少しは覚悟していたがあまりにも、ショックだった。


ガチャ。

ドアが閉まる音がした。

婆ちゃんが部屋に入ったらしい。


心の整理は、付いていないが、俺も部屋に入った。


婆ちゃんは、ベットの横に座っている。


俺も隣りに座った。


母さんを見ていると、昔の事を思い出した。

俺が小学生の頃、よく母さんは、

お金がない。お金がない。って言ってた。


母さんに、

何でそんなに、お金がないの?
って、聞くと


父さんが、あまり生活費をくれない
だから、お菓子もあまり、買ってあげられない。
ごめんね。辛抱出来る?


うん。
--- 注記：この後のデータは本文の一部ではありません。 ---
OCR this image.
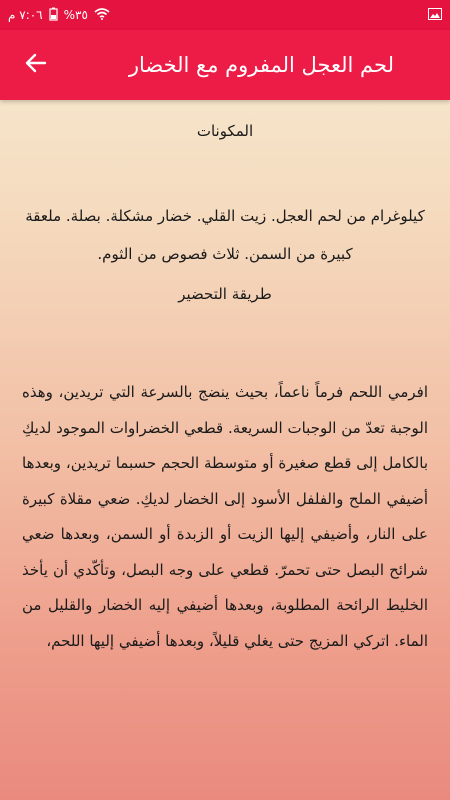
٧:٠٦ م %٣٥
لحم العجل المفروم مع الخضار

المكونات

كيلوغرام من لحم العجل. زيت القلي. خضار مشكلة. بصلة. ملعقة كبيرة من السمن. ثلاث فصوص من الثوم.

طريقة التحضير

افرمي اللحم فرماً ناعماً، بحيث ينضج بالسرعة التي تريدين، وهذه الوجبة تعدّ من الوجبات السريعة. قطعي الخضراوات الموجود لديكِ بالكامل إلى قطع صغيرة أو متوسطة الحجم حسبما تريدين، وبعدها أضيفي الملح والفلفل الأسود إلى الخضار لديكِ. ضعي مقلاة كبيرة على النار، وأضيفي إليها الزيت أو الزبدة أو السمن، وبعدها ضعي شرائح البصل حتى تحمرّ. قطعي على وجه البصل، وتأكّدي أن يأخذ الخليط الرائحة المطلوبة، وبعدها أضيفي إليه الخضار والقليل من الماء. اتركي المزيج حتى يغلي قليلاً، وبعدها أضيفي إليها اللحم،
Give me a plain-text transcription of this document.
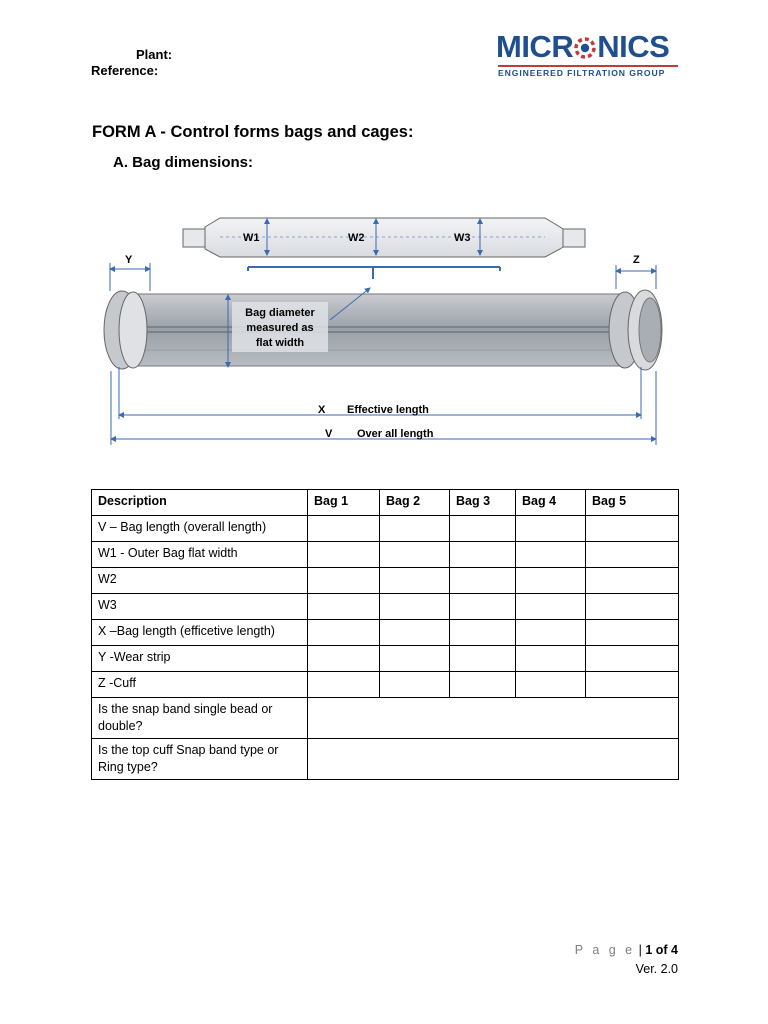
Plant:
Reference:
MICR NICS
ENGINEERED FILTRATION GROUP
FORM A - Control forms bags and cages:
A. Bag dimensions:
W1	W2	W3
Y	Z
Bag diameter
measured as
flat width
X Effective length
V Over all length
Description	Bag 1	Bag 2	Bag 3	Bag 4	Bag 5
V – Bag length (overall length)					
W1 - Outer Bag flat width					
W2					
W3					
X –Bag length (efficetive length)					
Y -Wear strip					
Z -Cuff					
Is the snap band single bead or double?					
Is the top cuff Snap band type or Ring type?					
P a g e | 1 of 4
Ver. 2.0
出来る!
でも、たまには買ってね。


そぅ言うと、笑顔で、頭を撫でてくれた。


月に一度、母さんは、俺と兄ちゃんを連れて近くの、温泉に連れて行ってくれた。


3人で、手をつなぎ、 歩いていると、
母さんがいきなり


さっ!一番星を見つけて!
最初に見つけて方に
玩具買ってあげる。

わーい!やった!

俺と兄ちゃんは、
一生懸命探した。


大体いつも兄ちゃんが先に見つけた。


温泉に着くと、
兄ちゃんは、すぐ玩具コーナーに行き、
玩具を決めた。


これがいい!

はい、はい。


母さんと兄ちゃんが
レジに行き、玩具を
買っているのを見て
俺は、玩具コーナーの入口で、よく泣いていた。